You cannot get a claim against pregnancy-related ailments
Subject to certain conditions insurance companies provide cover for pregnancy-related claims. It is true that until a few years ago, most of the health insurance companies were not willing to cover pregnancy, but the things have changed now. However, some policies may require a three-year waiting period before you can claim pregnancy-related cover. Some insurance policies only cover the first pregnancy.
It is not safe to buy insurance policy online
One of the biggest misconceptions that people hold about health insurance policies is that it is not safe to buy them online. Interestingly, you can save a lot on premium cost and get better coverage when you buy it online. The reason is there are no agents or middle-man between you and the insurance companies. The insurers save the commission and forward the benefits to the policyholders. When you buy insurance policies online, you can compare several policies at the same time and choose the best cover for you and your family.
You can destroy the insurance policy documents after it is expired
You should not destroy the documents even if the policy expired years ago. When you change the insurance companies, your new insurance company may ask you for the old documents in case they want to check if there are additional benefits that you should have. If the new insurer knows about the history of the policy, you may get a discount on premium cost as well.
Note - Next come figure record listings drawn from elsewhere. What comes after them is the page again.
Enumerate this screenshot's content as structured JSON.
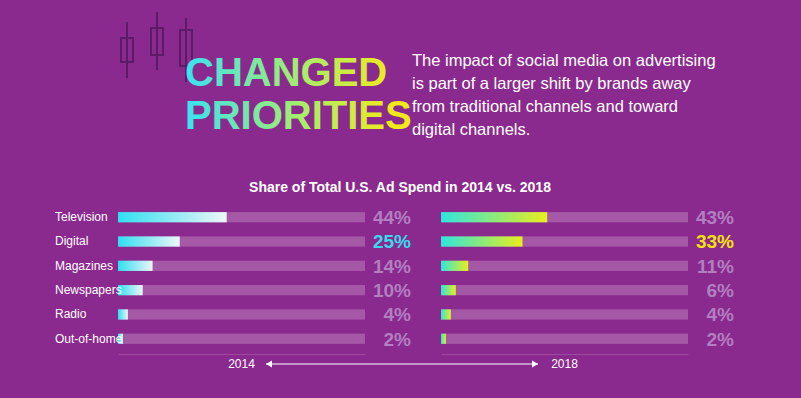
{
  "header": {
    "title": [
      "CHANGED",
      "PRIORITIES"
    ],
    "description": [
      "The impact of social media on advertising",
      "is part of a larger shift by brands away",
      "from traditional channels and toward",
      "digital channels."
    ],
    "subtitle": "Share of Total U.S. Ad Spend in 2014 vs. 2018"
  },
  "chart_data": [
    {
      "type": "bar",
      "orientation": "horizontal",
      "xlabel": "2014",
      "categories": [
        "Television",
        "Digital",
        "Magazines",
        "Newspapers",
        "Radio",
        "Out-of-home"
      ],
      "values": [
        44,
        25,
        14,
        10,
        4,
        2
      ],
      "value_labels": [
        "44%",
        "25%",
        "14%",
        "10%",
        "4%",
        "2%"
      ],
      "xlim": [
        0,
        100
      ],
      "data_labels": true,
      "tick_labels": "y"
    },
    {
      "type": "bar",
      "orientation": "horizontal",
      "xlabel": "2018",
      "values": [
        43,
        33,
        11,
        6,
        4,
        2
      ],
      "value_labels": [
        "43%",
        "33%",
        "11%",
        "6%",
        "4%",
        "2%"
      ],
      "xlim": [
        0,
        100
      ],
      "data_labels": true,
      "tick_labels": false
    }
  ]
}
Do not trust everything you hear about health insurance policies
There are many myths associated with health insurance policies that are floating around in the market. When it comes to health insurance, you should take care of the coverage you need. You should compare insurance policies online and choose add-ons depending on your requirement. The list mentioned above of myths will help you in understanding health insurance policies in a better and clearer way. By understanding the myths, you can make a wise decision about the health insurance policy you are planning to buy and get the required add-ons for better coverage.